Current implementations of the “location layer” work as a collection of grid cell modules where one or more bumps of activity are essentially “pushed around” as the location being represented changes. When the object and location being sensed is unambiguous, this means one active cell per module.
However, this seems to contradict (or at least not fully implement) other observations about the system related to encoding context by use of minicolumns, and I am having some trouble reconciling the ideas in my mind. I thought I would start a thread to get some insights from other HTM theorists.
One example where minicolumns are implied to be part of a location layer, is in part 1 of the podcast (around 26:00). Jeff talked in some length about applying to locations what has been learned from TM (with respect to minicolumns to encode context). A couple of relevant quotes from that discussion:
So, the point is, this idea that you represent or you have something, like – we started by talking about the sensory input, and I want to represent the sensory input in different contexts. I now have a location on an object, but I want to represent that location under different contexts. Because if I’m going to predict what’s going to be at that location, I need to know the context, or the state, of the cell phone or the state of the stapler.
So this basic idea … this is happening everywhere, that you represent something, like a sensory input or like a location … and I want to be able to represent it under many different contexts. And so that’s where the role of minicolumns comes into play.
The idea of minicolumns being part of the location system also seems to be implied in the Frameworks paper as well.
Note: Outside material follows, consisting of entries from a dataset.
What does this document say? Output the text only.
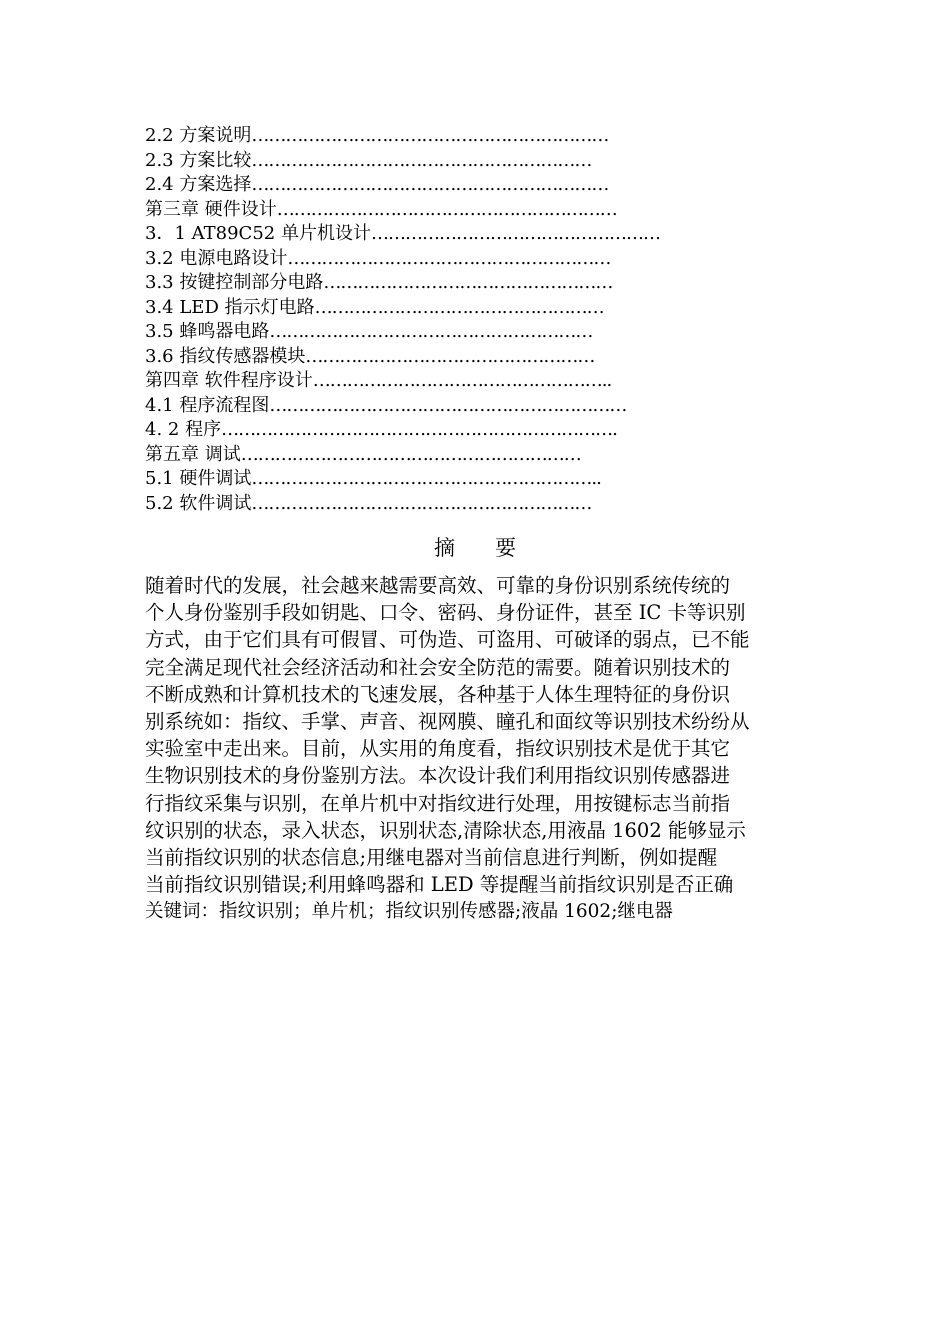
2.2 方案说明………………………………………………………
2.3 方案比较……………………………………………………
2.4 方案选择………………………………………………………
第三章 硬件设计……………………………………………………
3．1 AT89C52 单片机设计……………………………………………
3.2 电源电路设计…………………………………………………
3.3 按键控制部分电路……………………………………………
3.4 LED 指示灯电路……………………………………………
3.5 蜂鸣器电路…………………………………………………
3.6 指纹传感器模块……………………………………………
第四章 软件程序设计……………………………………………..
4.1 程序流程图………………………………………………………
4. 2 程序…………………………………………………………….
第五章 调试……………………………………………………
5.1 硬件调试……………………………………………………..
5.2 软件调试……………………………………………………
摘      要
随着时代的发展，社会越来越需要高效、可靠的身份识别系统传统的
个人身份鉴别手段如钥匙、口令、密码、身份证件，甚至 IC 卡等识别
方式，由于它们具有可假冒、可伪造、可盗用、可破译的弱点，已不能
完全满足现代社会经济活动和社会安全防范的需要。随着识别技术的
不断成熟和计算机技术的飞速发展，各种基于人体生理特征的身份识
别系统如：指纹、手掌、声音、视网膜、瞳孔和面纹等识别技术纷纷从
实验室中走出来。目前，从实用的角度看，指纹识别技术是优于其它
生物识别技术的身份鉴别方法。本次设计我们利用指纹识别传感器进
行指纹采集与识别，在单片机中对指纹进行处理，用按键标志当前指
纹识别的状态，录入状态，识别状态,清除状态,用液晶 1602 能够显示
当前指纹识别的状态信息;用继电器对当前信息进行判断，例如提醒
当前指纹识别错误;利用蜂鸣器和 LED 等提醒当前指纹识别是否正确
关键词：指纹识别；单片机；指纹识别传感器;液晶 1602;继电器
A couple of relevant quotes:
As the stapler top rotates upward, the displacement of the stapler top to bottom changes. Thus, the rotation of the stapler top is represented by a sequence of displacement vectors. By learning this sequence, the system will have learned this behavior of the object.
Opening and closing the stapler are different behaviors yet they are composed of the same displacement elements, just in reverse order. These are sometimes referred to as “high-order” sequences. Previously we described a neural mechanism for learning high-order sequences in a layer of neurons (Hawkins & Ahmad, 2016).
This is of course a reference to minicolumns, which are how HTM learns high order sequences.
Note that I am not necessarily implying the existence or functional relevance of cells arranged into physical minicolumns (Jeff has made this point before as well), but rather the underlying function (which is easier to visualize as arrangements of minicolumns).
In my current (perhaps limited) understanding, the “minicolumn effect” should be a basic, inherent property of a neural network where cells have a proximal receptive field close to the cell body, and several are positioned near enough together that they share similar enough receptive fields and can compete to inhibit each-other.
In other words, should the bumps of activity in the GCM actually represent more than one cell sharing a common receptive field, thus allowing a TM-like algorithm to be applied for representing context?